Per TechCrunch reporting, more than 8,000 companies have signed up to sell revenue on Pipe. Billions in revenue have traded on Pipe, implying that the company’s model has found scale on both the supply (startup) and demand (investor) sides of its market.

More financing options, more bootstrapped startups, we reckon. This prompted a question: Could bootstrapping reduce, over a long enough time horizon, some of the built-up pressure that unexited unicorns represent?

Unlocked advantages

Bootstrapping in 2021 is quite different from what it used to be – and more viable than ever. And while it is impressive to see bootstrapped companies go public, we are curious about another possibility: Could bootstrapped companies just stay private forever?

After all, not all successful startups are in a good position to IPO, and we are facing an IPO traffic jam that even SPACs are failing to solve. But funded unicorns can’t escape it: They need to provide liquidity to their investors, and it’s too late for them to pursue a different route. Their bootstrapped counterparts, in contrast, have options.

This makes bootstrapping an attractive alternative for founders who don’t want the pressure of having raised venture capital — or are simply unable to get that sort of funding in the first place. Sure, VC in the U.S. broke records this year, but it is still very, very far from being evenly distributed. Per Crunchbase data, U.S. startups with solely female founders raised just 2.2% of the country’s venture funding for the first eight months of the year.

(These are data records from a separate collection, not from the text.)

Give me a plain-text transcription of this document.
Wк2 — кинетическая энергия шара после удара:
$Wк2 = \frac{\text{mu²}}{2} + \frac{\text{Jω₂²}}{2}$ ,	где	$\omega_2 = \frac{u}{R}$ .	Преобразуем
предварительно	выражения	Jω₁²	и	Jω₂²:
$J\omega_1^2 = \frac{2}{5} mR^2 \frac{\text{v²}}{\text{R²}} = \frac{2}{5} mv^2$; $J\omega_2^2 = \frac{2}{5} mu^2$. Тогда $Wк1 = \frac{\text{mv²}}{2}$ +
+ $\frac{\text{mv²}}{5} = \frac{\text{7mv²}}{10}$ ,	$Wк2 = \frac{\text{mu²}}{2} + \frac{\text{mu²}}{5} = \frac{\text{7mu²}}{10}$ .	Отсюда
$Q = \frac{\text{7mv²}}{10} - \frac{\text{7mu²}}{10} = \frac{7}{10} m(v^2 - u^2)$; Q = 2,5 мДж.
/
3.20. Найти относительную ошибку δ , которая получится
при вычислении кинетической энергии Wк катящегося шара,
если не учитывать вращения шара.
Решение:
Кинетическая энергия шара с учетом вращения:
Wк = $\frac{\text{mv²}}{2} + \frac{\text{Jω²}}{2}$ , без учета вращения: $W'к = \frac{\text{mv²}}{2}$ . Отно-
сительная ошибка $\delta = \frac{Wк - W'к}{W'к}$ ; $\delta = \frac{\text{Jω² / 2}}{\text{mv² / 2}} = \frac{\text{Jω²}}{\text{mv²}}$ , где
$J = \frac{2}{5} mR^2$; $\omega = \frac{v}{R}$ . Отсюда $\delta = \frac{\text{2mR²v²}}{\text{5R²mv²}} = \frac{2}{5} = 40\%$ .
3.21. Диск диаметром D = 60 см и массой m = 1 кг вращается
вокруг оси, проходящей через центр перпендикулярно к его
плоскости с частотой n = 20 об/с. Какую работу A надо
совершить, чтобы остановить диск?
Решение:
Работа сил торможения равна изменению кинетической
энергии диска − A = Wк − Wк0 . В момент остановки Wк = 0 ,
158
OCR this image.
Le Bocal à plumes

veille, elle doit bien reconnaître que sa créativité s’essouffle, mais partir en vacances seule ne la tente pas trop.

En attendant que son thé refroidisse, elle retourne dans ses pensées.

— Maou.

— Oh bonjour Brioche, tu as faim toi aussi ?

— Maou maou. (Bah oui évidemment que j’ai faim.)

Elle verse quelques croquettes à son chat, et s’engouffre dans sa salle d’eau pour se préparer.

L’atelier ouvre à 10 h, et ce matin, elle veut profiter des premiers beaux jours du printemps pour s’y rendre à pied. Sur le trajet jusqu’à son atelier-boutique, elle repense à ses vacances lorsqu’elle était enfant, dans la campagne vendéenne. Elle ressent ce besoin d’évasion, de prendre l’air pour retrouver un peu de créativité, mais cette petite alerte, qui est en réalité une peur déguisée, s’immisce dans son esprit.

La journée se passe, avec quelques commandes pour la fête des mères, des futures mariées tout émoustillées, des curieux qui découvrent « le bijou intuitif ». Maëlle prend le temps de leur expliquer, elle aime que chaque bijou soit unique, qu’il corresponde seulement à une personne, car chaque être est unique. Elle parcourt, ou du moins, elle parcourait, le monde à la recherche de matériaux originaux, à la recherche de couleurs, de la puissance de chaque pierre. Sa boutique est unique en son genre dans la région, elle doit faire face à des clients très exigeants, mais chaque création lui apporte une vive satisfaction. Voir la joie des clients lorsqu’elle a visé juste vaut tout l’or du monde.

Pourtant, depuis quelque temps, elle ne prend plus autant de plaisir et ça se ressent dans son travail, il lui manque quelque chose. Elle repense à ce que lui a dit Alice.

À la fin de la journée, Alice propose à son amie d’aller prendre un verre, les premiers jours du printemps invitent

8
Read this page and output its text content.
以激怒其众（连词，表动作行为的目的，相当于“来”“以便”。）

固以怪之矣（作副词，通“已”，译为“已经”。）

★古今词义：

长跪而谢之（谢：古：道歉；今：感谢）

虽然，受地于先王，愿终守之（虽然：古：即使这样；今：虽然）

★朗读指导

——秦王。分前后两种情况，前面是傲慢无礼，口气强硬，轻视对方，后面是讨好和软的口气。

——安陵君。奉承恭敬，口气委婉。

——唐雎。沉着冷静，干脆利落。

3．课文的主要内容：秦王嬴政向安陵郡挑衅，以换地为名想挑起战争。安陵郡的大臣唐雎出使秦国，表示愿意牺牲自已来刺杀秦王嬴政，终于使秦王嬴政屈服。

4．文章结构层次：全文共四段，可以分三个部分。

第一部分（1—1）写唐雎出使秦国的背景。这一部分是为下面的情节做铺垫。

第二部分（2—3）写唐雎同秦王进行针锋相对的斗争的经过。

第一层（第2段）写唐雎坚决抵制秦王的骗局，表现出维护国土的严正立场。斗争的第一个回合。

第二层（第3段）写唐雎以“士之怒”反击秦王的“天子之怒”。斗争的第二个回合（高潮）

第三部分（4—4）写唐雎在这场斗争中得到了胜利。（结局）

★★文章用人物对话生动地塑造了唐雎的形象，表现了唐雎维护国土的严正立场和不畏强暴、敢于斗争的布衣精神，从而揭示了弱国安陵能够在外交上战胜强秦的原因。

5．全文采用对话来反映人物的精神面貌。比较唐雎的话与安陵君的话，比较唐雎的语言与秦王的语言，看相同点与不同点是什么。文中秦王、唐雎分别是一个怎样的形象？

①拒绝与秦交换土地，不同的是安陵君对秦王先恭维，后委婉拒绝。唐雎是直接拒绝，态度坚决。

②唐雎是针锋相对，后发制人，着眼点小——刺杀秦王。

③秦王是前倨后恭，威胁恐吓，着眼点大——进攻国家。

Furthermore, according to Crunchbase, funding to Black founders in the first half of 2021 only accounted for 1.2% of the total, despite a “more than four-fold” year-on-year increase. Black women startup founders raised just 0.34% of the total in that same period. If you are in one of these blind spots, it is not hard to see why you may want to seriously consider bootstrapping.

Beyond being able to dodge pressure for liquidity, and perhaps allowing for a more diverse founder pool, startups can simply skip the expenses and headaches of going public.

While getting listed can bring rigor to a company by forcing more concrete accounting controls and more robust forecasting, it’s also costly and changes how a company operates. Alex discussed the matter with a CFO, a former CFO turned venture capitalist and a venture investor during Disrupt this week, where the costs were clearly detailed. But for bootstrapped companies, there’s no trigger or push to go public or sell a business. Control remains firmly in the hands of its builders, instead of its backers.

As a final note, bootstrapping doesn’t preclude a company from giving its employees equity. And in today’s climate, many employees may expect shares in the company they help build. Bootstrapping, in other words, is not a license to go full-Mailchimp and tell workers that you won’t sell the business, only to later take a check without letting the corporate staff buy into that very upside. You can share the pie, even if you aren’t inviting capital sources over for a slice.